The Rev. Dr. Anthony J. Godlefski, Pastor

Montgomery United Methodist Church




Dear brothers and sisters in Christ, good morning. God bless you, one and all. I’d like to take few minutes to talk with you about how we shall remember well our dear ones who have gone to the Lord. It is Memorial Day, and perhaps we are remembering those who have given their lives for our country. Perhaps you are remembering a dear one who has passed away recently. How shall we remember them well? How shall we deal with the grief in our hearts? Do we face the situation as Christians? I invite us to remember those everlasting words of our Lord and Savior, Jesus Christ, “Blessed are those who mourn, for they shall be comforted.”


What does blessed mean? Blessed means fulfilled. Blessed means satisfied inside. Blessed means balanced and right with God. Blessed is a wonderful word. So it is with you who mourn – “Blessed are those who mourn, for they shall be comforted,” said Jesus.

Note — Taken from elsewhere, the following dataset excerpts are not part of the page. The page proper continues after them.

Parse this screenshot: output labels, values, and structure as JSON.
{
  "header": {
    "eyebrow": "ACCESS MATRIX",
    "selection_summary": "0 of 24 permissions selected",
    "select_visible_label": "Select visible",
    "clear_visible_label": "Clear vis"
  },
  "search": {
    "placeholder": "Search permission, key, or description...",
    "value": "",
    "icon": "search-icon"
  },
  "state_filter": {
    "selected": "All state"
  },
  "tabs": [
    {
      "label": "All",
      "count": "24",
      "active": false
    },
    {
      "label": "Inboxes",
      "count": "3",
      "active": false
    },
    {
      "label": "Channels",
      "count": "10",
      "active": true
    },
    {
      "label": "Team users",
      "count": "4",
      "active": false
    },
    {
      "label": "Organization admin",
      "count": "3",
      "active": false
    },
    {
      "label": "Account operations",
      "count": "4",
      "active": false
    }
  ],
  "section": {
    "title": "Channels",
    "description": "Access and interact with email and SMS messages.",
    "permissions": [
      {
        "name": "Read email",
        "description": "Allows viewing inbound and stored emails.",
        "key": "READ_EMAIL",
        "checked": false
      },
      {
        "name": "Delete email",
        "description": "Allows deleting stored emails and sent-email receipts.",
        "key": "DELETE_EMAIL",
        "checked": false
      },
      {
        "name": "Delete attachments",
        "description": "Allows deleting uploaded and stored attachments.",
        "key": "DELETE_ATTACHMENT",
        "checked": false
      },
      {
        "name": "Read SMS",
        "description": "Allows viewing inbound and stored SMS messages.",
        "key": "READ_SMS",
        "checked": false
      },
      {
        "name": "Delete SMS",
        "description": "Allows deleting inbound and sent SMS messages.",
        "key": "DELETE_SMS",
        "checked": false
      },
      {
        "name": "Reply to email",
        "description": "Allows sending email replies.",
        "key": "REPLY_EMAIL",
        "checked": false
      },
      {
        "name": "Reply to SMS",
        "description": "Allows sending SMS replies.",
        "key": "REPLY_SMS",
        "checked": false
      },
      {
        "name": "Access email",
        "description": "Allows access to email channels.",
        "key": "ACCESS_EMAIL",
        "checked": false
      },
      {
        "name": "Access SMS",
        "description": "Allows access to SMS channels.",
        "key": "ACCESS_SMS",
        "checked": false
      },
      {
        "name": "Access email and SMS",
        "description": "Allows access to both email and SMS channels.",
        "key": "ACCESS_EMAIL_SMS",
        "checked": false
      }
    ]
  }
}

I heard recently of the passing of someone who has meant a lot to me, the priest who baptized me and performed the funeral of my sister, offered a prayer of thanksgiving at our house, offered me Holy Communion numerous times. I served in church as acolyte with him when I was a little boy. Oh, how I wish I had visited him and talked with him more!


How shall we remember them well? I have three thoughts for us, friends. I would invite you, as you consider the feelings in your hearts, to keep in mind three thoughts. These are three thoughts for when you deal with the “R” word. Do you deal with the “R” word? I do – regret. If only. If only I had done this. Can anyone identify with that feeling?

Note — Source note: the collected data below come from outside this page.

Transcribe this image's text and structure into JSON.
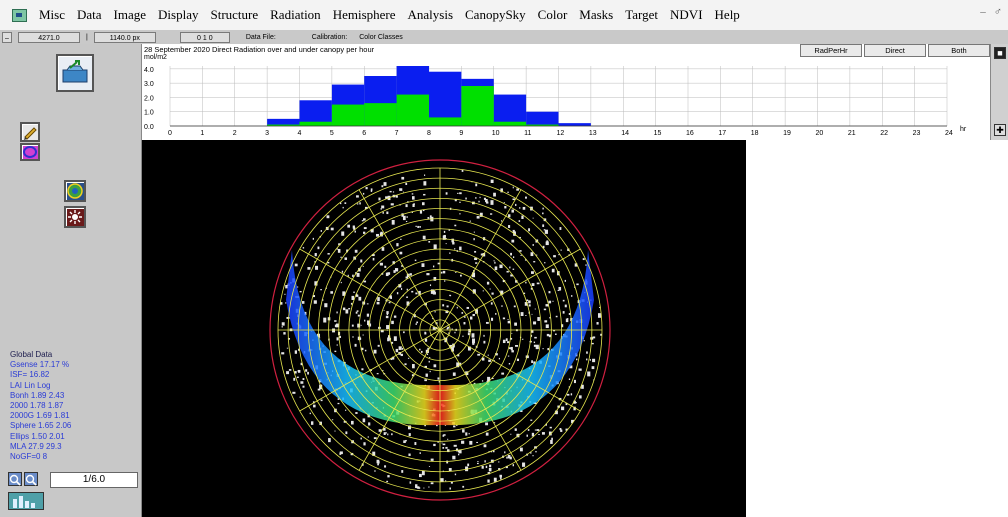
{
  "menu": {
    "items": [
      "Misc",
      "Data",
      "Image",
      "Display",
      "Structure",
      "Radiation",
      "Hemisphere",
      "Analysis",
      "CanopySky",
      "Color",
      "Masks",
      "Target",
      "NDVI",
      "Help"
    ],
    "win_controls": [
      "–",
      "♂"
    ]
  },
  "status": {
    "field1": "4271.0",
    "sep": "|",
    "field2": "1140.0 px",
    "field3": "0 1 0",
    "data_file_label": "Data File:",
    "calibration_label": "Calibration:",
    "color_label": "Color Classes"
  },
  "chart": {
    "title": "28 September 2020  Direct Radiation over and under canopy per hour",
    "unit": "mol/m2",
    "buttons": {
      "radperhr": "RadPerHr",
      "direct": "Direct",
      "both": "Both"
    },
    "right_tail": "hr"
  },
  "chart_data": {
    "type": "bar",
    "title": "28 September 2020  Direct Radiation over and under canopy per hour",
    "ylabel": "mol/m2",
    "xlabel": "",
    "ylim": [
      0,
      4.2
    ],
    "yticks": [
      "4.0",
      "3.0",
      "2.0",
      "1.0",
      "0.0"
    ],
    "x": [
      0,
      1,
      2,
      3,
      4,
      5,
      6,
      7,
      8,
      9,
      10,
      11,
      12,
      13,
      14,
      15,
      16,
      17,
      18,
      19,
      20,
      21,
      22,
      23,
      24
    ],
    "series": [
      {
        "color": "#0a1ef0",
        "values": [
          0,
          0,
          0,
          0.5,
          1.8,
          2.9,
          3.5,
          4.2,
          3.8,
          3.3,
          2.2,
          1.0,
          0.2,
          0,
          0,
          0,
          0,
          0,
          0,
          0,
          0,
          0,
          0,
          0
        ]
      },
      {
        "color": "#00e000",
        "values": [
          0,
          0,
          0,
          0.1,
          0.3,
          1.5,
          1.6,
          2.2,
          0.6,
          2.8,
          0.3,
          0.1,
          0,
          0,
          0,
          0,
          0,
          0,
          0,
          0,
          0,
          0,
          0,
          0
        ]
      }
    ],
    "grid": true
  },
  "sidebar": {
    "global_title": "Global Data",
    "lines": [
      "Gsense  17.17 %",
      "ISF=  16.82",
      "LAI   Lin Log",
      "Bonh 1.89 2.43",
      "2000  1.78 1.87",
      "2000G  1.69 1.81",
      "Sphere 1.65 2.06",
      "Ellips 1.50 2.01",
      "MLA   27.9 29.3",
      "NoGF=0  8"
    ],
    "zoom_value": "1/6.0"
  },
  "image": {
    "overlay_ticks": "10 20 30 40 50 60 70 80 90"
  },
  "colors": {
    "accent": "#0a1ef0",
    "under_canopy": "#00e000",
    "panel": "#c8c8c8"
  }
}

Well, here are three ways I’d like to offer today. Light three candles with me, won’t you? The first candle is the candle of love. When you have sad, regretful feelings, fill your heart with love. Let love fill your life like wind fills a sail. Turn from all else and turn to the love of Jesus Christ. Let it fill you. And when you think of your loved ones, when you think of those soldiers in Arlington, fill your heart with love, overflowing, abundant love, and let it flow from you to your loved ones, to those soldiers. Let love fill your heart and overshadow everything else. Love, and gratitude. When you think of them, think of those words, won’t you? They need our love, our prayers, our gratitude. Let it happen. Let it flow from you all the way to the other side of creation. Let love flow from God, through you, to your loved ones. Let love flow through you to those you have with you! Make that call; say those kind words; be always remembered as the one who said the kind word. Let love flow.

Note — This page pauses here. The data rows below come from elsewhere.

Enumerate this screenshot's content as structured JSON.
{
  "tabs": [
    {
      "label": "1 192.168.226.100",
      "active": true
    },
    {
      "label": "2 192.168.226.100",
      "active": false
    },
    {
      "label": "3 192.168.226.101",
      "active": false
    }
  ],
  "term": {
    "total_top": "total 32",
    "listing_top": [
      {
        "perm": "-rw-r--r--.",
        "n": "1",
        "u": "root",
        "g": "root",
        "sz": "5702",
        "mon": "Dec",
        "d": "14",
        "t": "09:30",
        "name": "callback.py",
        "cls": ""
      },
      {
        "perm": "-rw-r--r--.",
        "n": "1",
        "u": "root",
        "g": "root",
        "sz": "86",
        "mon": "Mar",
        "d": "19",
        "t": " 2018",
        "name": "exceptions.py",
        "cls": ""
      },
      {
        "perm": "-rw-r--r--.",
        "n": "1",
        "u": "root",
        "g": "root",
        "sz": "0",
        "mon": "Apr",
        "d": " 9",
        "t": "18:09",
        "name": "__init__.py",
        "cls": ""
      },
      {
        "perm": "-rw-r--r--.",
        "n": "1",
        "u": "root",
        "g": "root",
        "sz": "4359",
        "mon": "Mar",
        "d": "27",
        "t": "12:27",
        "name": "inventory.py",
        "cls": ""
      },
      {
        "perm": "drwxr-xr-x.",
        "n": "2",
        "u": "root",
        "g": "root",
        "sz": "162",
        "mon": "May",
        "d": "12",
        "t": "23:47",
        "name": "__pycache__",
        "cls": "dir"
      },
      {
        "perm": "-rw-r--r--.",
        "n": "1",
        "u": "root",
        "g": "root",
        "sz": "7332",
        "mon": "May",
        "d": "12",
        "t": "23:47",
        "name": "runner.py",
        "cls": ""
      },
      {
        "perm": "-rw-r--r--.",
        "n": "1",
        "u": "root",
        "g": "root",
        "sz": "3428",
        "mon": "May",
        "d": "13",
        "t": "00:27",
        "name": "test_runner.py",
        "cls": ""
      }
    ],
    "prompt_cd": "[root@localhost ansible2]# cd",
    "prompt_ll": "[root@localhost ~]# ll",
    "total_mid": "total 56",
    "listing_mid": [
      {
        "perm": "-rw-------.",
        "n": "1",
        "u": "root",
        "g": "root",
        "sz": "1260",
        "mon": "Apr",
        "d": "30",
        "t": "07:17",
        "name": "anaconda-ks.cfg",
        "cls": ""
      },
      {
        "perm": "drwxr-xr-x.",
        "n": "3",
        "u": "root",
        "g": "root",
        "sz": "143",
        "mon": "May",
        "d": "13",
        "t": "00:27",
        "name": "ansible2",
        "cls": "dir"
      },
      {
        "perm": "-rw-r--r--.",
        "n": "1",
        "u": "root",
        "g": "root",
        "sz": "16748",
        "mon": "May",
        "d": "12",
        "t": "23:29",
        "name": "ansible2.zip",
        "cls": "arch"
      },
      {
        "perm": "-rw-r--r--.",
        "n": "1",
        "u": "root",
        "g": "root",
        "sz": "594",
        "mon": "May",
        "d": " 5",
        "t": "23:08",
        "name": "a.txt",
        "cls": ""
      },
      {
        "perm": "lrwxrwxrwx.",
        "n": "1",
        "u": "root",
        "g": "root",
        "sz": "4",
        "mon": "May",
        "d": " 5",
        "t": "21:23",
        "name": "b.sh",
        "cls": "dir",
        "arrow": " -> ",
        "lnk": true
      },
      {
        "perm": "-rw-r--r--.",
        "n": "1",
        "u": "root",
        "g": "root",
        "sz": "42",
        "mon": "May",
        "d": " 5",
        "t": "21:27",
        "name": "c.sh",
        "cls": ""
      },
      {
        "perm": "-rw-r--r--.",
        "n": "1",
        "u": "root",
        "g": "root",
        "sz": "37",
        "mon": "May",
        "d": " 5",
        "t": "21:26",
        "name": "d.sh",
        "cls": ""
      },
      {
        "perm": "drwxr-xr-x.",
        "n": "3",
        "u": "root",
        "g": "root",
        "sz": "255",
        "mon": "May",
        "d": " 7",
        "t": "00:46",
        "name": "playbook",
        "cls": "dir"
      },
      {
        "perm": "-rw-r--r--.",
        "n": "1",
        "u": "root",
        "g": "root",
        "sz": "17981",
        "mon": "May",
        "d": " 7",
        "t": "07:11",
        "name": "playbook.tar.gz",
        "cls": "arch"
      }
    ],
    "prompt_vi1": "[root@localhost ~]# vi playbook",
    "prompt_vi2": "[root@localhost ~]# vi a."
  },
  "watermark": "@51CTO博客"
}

Second is the candle in front of the cross, the candle of faith. You’re a Christian. That’s wonderful. Perhaps those who have gone before have shared your Christian faith. If not, you’re still a Christian, and you still have hope. Remember the words of St. Paul – “Grieve not as those who have no hope.” Grieve, yes, we do; it’s part of life. But grieve not as those who have no hope. Grieve as one who misses that other in this earthly plane, but grieve with the knowledge that Jesus promised that where He is, we also shall be. Grieve with the knowledge that one day we will be reunited in that wonderful banquet of love in heaven. Grieve with the knowledge that you and the one whom you love share the eternal faith in Jesus Christ which lasts forever. Grieve, yes, but grieve with faith, knowing that your faith sees you through. When you come to worship, be connected to them. And as you sing, be part of the unending chorus of glory to which they are also a part, in the community of saints.


Third, light a candle of purpose. I have a bell here [bell ringing]. Ring a bell! Your loved one rang a bell. Your loved one had a purpose. I have a statue here of Jesus with the children, given to me by a dear friend here in the church. Jesus had a purpose, and your loved one had a purpose. Your loved one had wonderful characteristics. Why don’t you pick up the light and carry it on? Select one thing, one characteristic to carry on into the future. Was your loved one particularly kind? I’ll bet you’re kind, too. Let that kindness glow and grow and shine. Did your loved one have a way with people? I’ll bet you can, too. Let that characteristic glow and shine. Did your loved one have a way of helping people? Pick up that flag; light that candle. Carry it into the world; be the one who carries forth the blessing of your loved one that was so well begun.


Carry the light, my friend. Remember well, and carry the light – the light of love, the light of faith, the light of your mutual purpose, and you will be blessing them well. You will find that the promise of Jesus is true: “Blessed are they who mourn, for they shall be comforted.” God loves you. I do, too. Have a blessed week. Amen.